O major Gilmar Luciano, assessor de imprensa da Polícia Militar, acredita que os motociclistas normalmente se envolvem mais nesse tipo de problema. “Eles são os maiores violadores do trânsito. Desrespeitam mais do que os carros de passeio. É um veículo que quer mais agilidade e isso não significa que tem preferência sobre os demais”, afirma o major. “Com o aumento gradativo da nossa frota, os problemas também cresceram de forma proporcional. Consequentemente, aumentaram consideravelmente as chamadas em virtude das desavenças no tráfego”, informa o militar.
Muito bate-boca e costelas quebradas
As imagens captadas pelas câmeras de segurança de uma loja assustaram a população de Belo Horizonte em julho de 2013. O motociclista Elson Ferreira de Jesus, de 52 anos, e o empresário Armando Monducci Filho, de 58, discutiram por causa de um acidente de trânsito. Armando acabou levando a pior. Surpreendido pela raiva do motociclista, que era inabilitado, ele foi atingido com cinco pauladas no meio da rua. O resultado foram nove costelas quebradas e um trauma toda vez que sai de carro nas ruas da capital mineira. “Hoje, tenho muito mais medo em andar de carro. Não sou o mesmo motorista que eu era há dois anos”, desabafa Armando.
O empresário conta que em 17 de julho de 2013 seguia pela Via do Minério, na Região do Barreiro, quando reduziu a velocidade para entrar em uma rua à esquerda. O motociclista vinha no sentido contrário e acabou atingindo a lateral da caminhonete dirigida por Armando. “Ele veio me xingando e dizendo que eu deveria pagar a moto. Puxei o carro para frente e encostei, momento em que ele veio junto e continuou me ofendendo. Eu disse que chamaria a polícia para registrar a ocorrência, mas ele se descontrolou ainda mais e pegou um pedaço de pau em um lote vago do outro lado da rua”, conta o empresário.

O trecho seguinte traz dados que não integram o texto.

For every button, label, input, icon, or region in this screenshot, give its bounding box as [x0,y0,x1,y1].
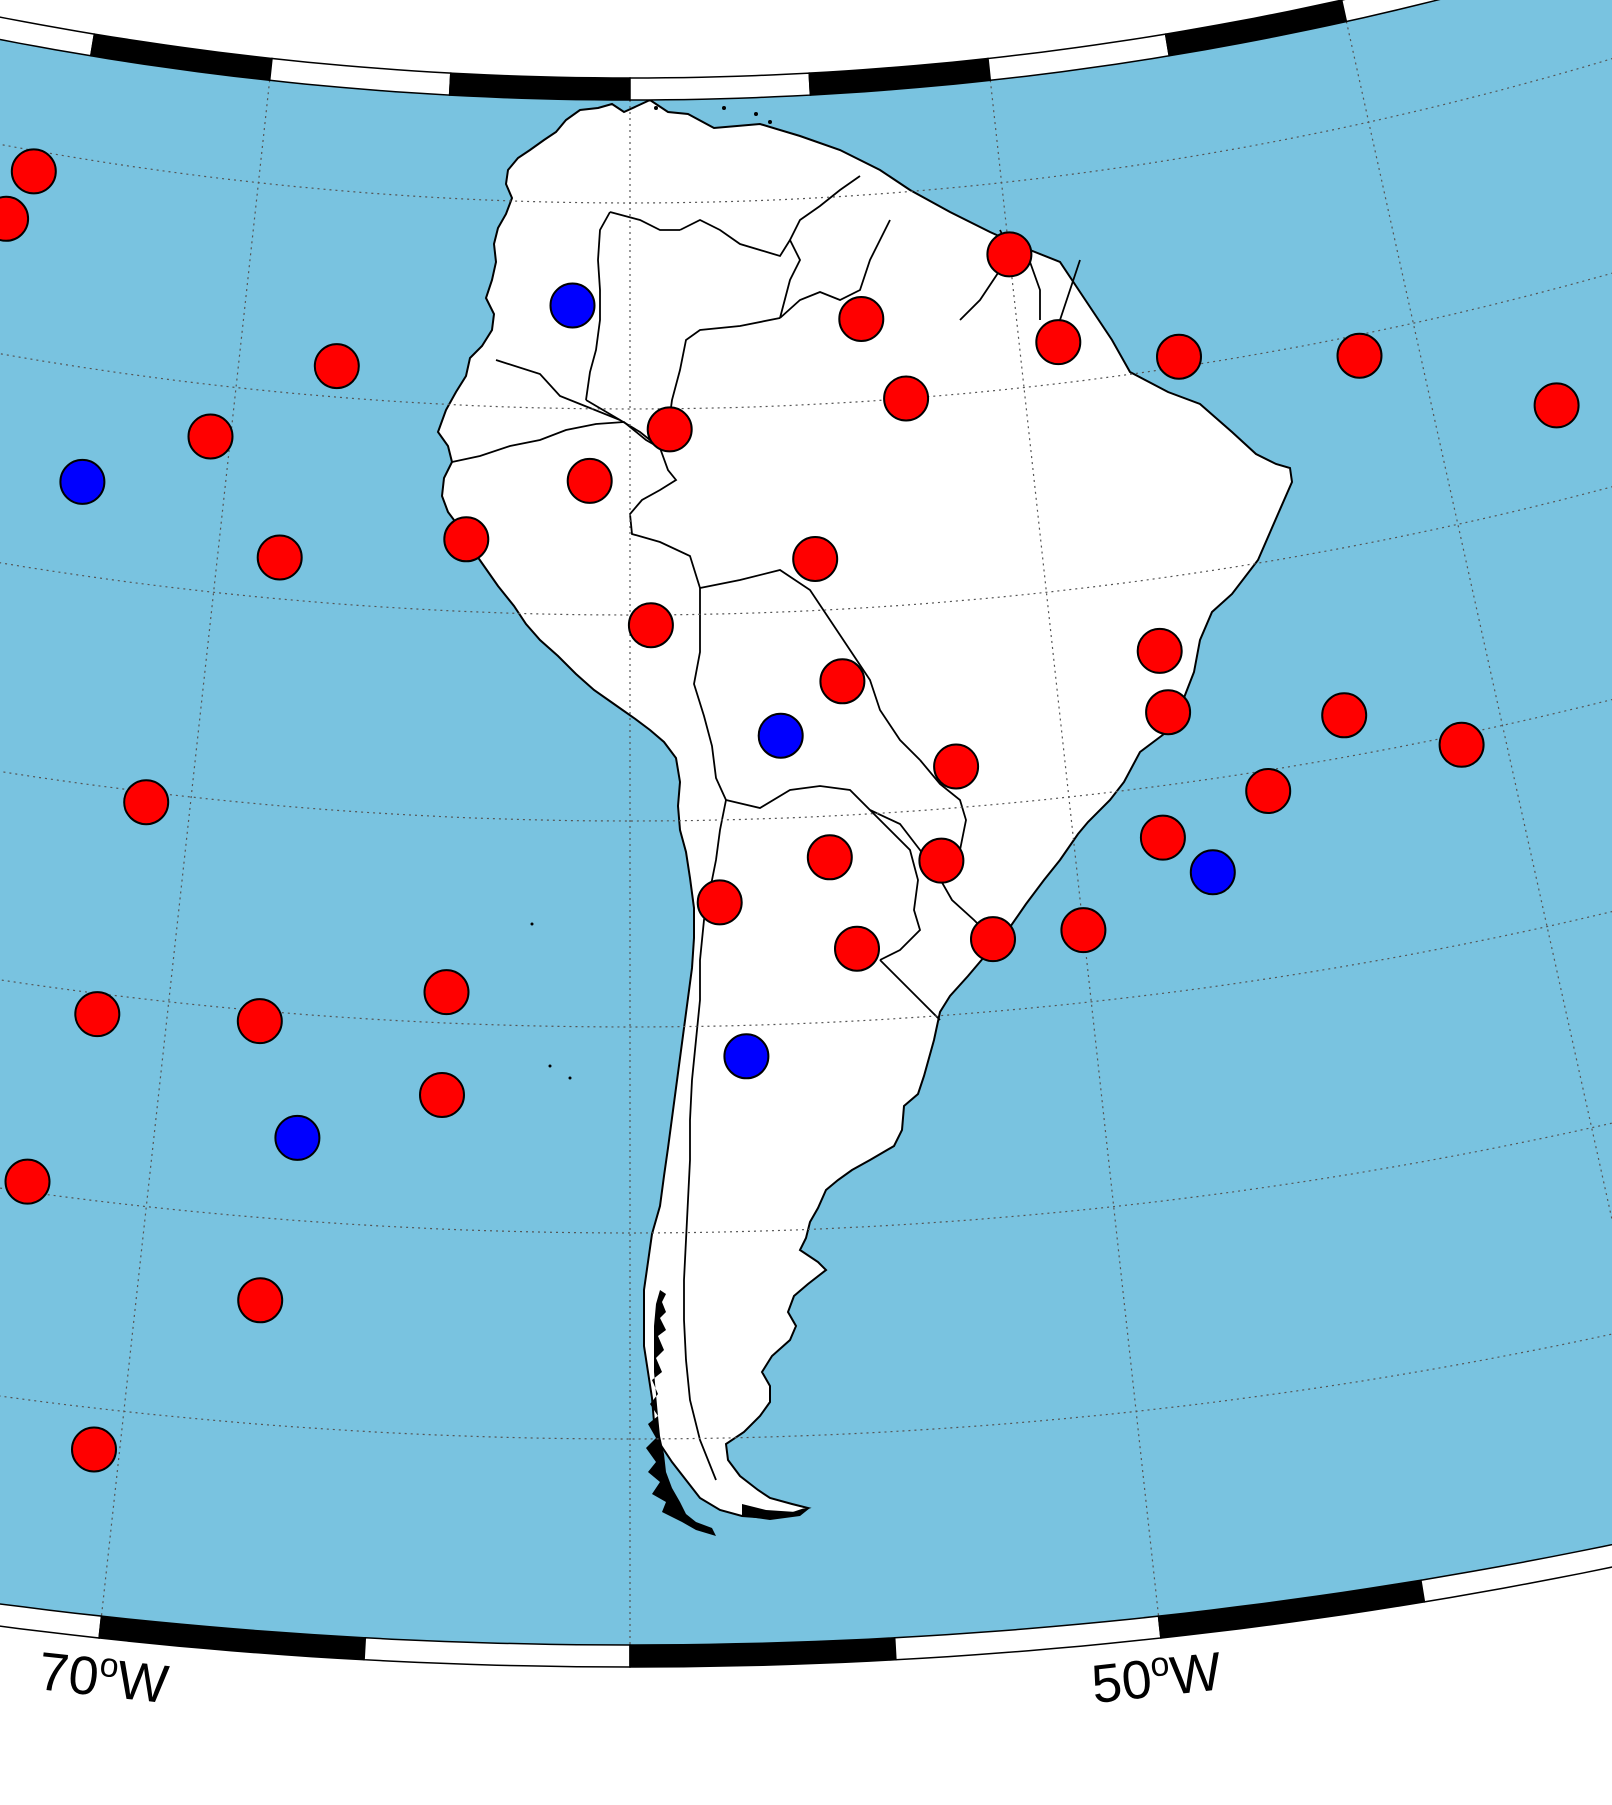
station-marker-red [819,658,866,705]
station-marker-red [10,148,57,195]
station-marker-red [933,743,980,790]
station-marker-red [792,536,839,582]
lon-tick-label: 70oW [36,1639,172,1715]
station-marker-red [1438,721,1485,768]
station-marker-red [627,602,674,649]
station-marker-red [0,195,30,242]
station-marker-red [74,991,121,1038]
station-marker-red [1336,332,1383,379]
station-marker-red [187,413,234,460]
station-marker-blue [274,1114,321,1161]
map-frame [0,0,1612,1668]
station-marker-red [883,375,930,422]
axis-labels: 10oN0o10oS20oS30oS40oS50oS90oW70oW50oW30… [36,1639,1225,1715]
station-marker-red [970,916,1016,963]
station-marker-red [696,879,743,926]
station-marker-red [256,534,303,581]
islands [530,106,810,1536]
frame-segment [629,72,812,101]
station-marker-red [1060,907,1107,954]
station-marker-red [986,231,1033,278]
station-marker-red [1533,382,1580,429]
station-marker-red [1139,814,1186,861]
station-marker-red [423,969,470,1016]
station-marker-red [806,834,853,881]
station-marker-red [1145,689,1192,736]
station-marker-red [1156,333,1202,380]
station-marker-red [1245,768,1292,814]
station-marker-blue [1189,849,1236,896]
station-marker-red [834,925,880,972]
station-marker-red [419,1072,465,1118]
station-marker-blue [59,458,106,505]
station-marker-blue [549,282,596,329]
parallel-line [0,910,1612,1028]
frame-segment [448,72,631,101]
station-marker-blue [723,1033,770,1080]
station-marker-red [1035,319,1082,366]
lon-tick-label: 50oW [1088,1639,1224,1715]
station-marker-red [646,406,693,453]
station-marker-red [566,457,613,504]
station-marker-red [1321,692,1368,739]
station-marker-blue [757,712,804,759]
station-marker-red [123,779,170,826]
station-marker-red [237,1277,284,1324]
stations-layer [0,148,1580,1473]
station-marker-red [313,343,360,390]
station-marker-red [4,1158,51,1205]
station-marker-red [236,998,283,1045]
station-marker-red [1136,627,1183,674]
frame-segment [1420,1543,1612,1603]
frame-segment [1340,0,1441,23]
station-marker-red [71,1426,117,1473]
station-marker-red [838,296,885,342]
south-america-landmass [436,98,1294,1520]
station-marker-red [443,516,490,563]
station-marker-red [918,837,965,884]
graticule [0,21,1612,1645]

Os dois se enroscaram e caíram no chão, mas Elson se levantou e agrediu o motorista da caminhonete brutalmente com cinco pauladas, antes de ser impedido por pessoas que passavam no local. O agressor também acabou agredido por populares. “Até hoje ainda sinto dor nas costelas. O pior é que a gente nunca esquece o que aconteceu. As pessoas estão muito intolerantes e sem educação. Tudo começa pela falta de respeito em geral na sociedade”, reclama Armando. Elson foi preso em flagrante por tentativa de homicídio. A reportagem procurou a Polícia Civil, mas a corporação não informou a situação atual do caso. O motociclista também foi procurado, mas não retornou as ligações.
GENTILEZA Para a coordenadora de Educação de Trânsito do Departamento Estadual de Trânsito de Minas Gerais (Detran/MG), Maria Cecília Lopes de Abreu, essa situação de conflito é cada vez mais comum. “O veículo dá uma sensação individual de status e de poder. Porém, a rua é um local público e democrático, de uso comum. Quando essa questão particular é levada a um espaço de convivência, é que aparece o problema”, diz . Ela conta ainda que um dos objetivos do Detran é disseminar junto a professores conteúdos que destacam que o trânsito é um ambiente primordial para as pessoas exercerem a condição de cidadãos. “Você tem que ser gentil, educado, paciente e deve saber controlar suas emoções. Qualquer atitude agressiva deve ser seguida de um momento de reflexão”, completa.